Strategies vs. Systems (Part IV)
Posted by Mark on June 4, 2012 at 15:47 | Last modified: June 4, 2012 16:36In my last post (http://www.optionfanatic.com/2012/05/23/strategies-vs-systems-part-iii/), I said quite a mouthful.
Let’s break it down.
“If you are a discretionary trader then you have trading strategies with guidelines… [this] relies somewhat on common sense and gut instinct.”
Discretionary traders claim to know their market through lengthy study and/or live trading experience. They claim to have a feel for how the market moves–slow or fast, volatile or nonvolatile, cyclical ranges, etc. They claim to have a feel for common price patterns, tendencies, and fake outs. Based on this assumed understanding, discretionary traders develop trading strategies with guidelines.
“Common sense” includes tendencies that sound logical. For example, it sounds logical to reduce exposure to the market ahead of big news announcements or known events when you don’t know how the market might react. Discretionary traders often include logically sounding guidelines in their trading approach regardless of whether these boost or detract from profitability.

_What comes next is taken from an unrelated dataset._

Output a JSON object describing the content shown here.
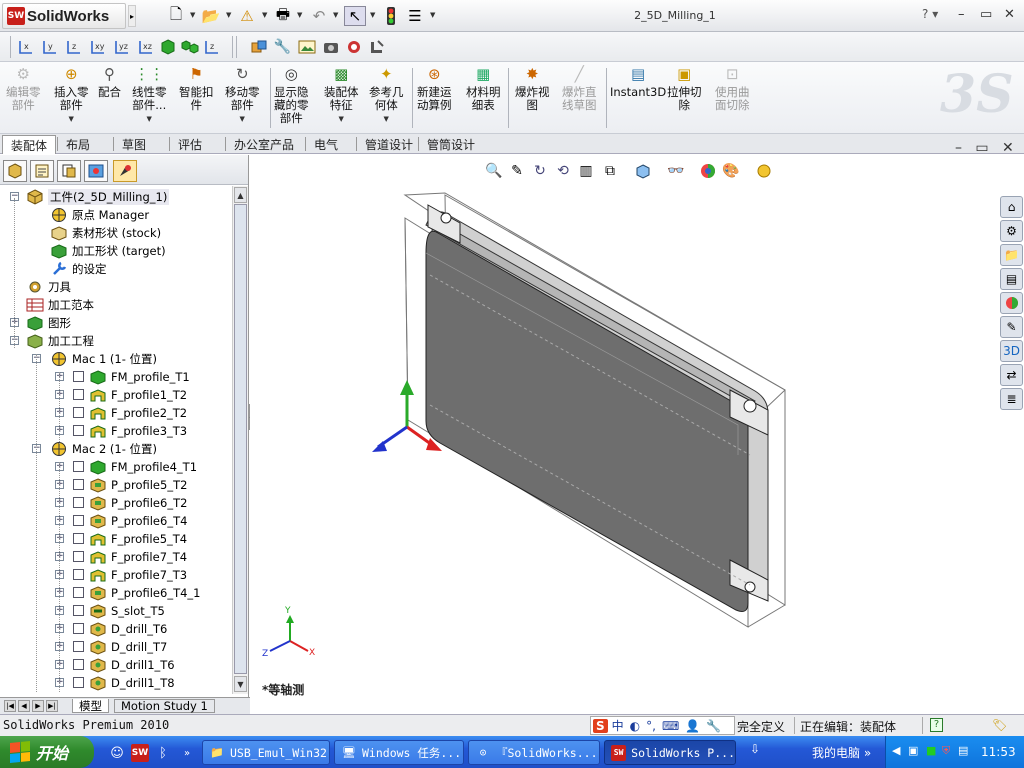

The unfortunate fact is that common sense trading guidelines often end up producing unprofitable trades. This is evident in the thousands of trading systems based on common sense criteria that have generated unimpressive results. The only way to know if inclusion of common sense guidelines is beneficial would be to define some trading rules and backtest them. This is more work than most [discretionary traders] are willing or able to do.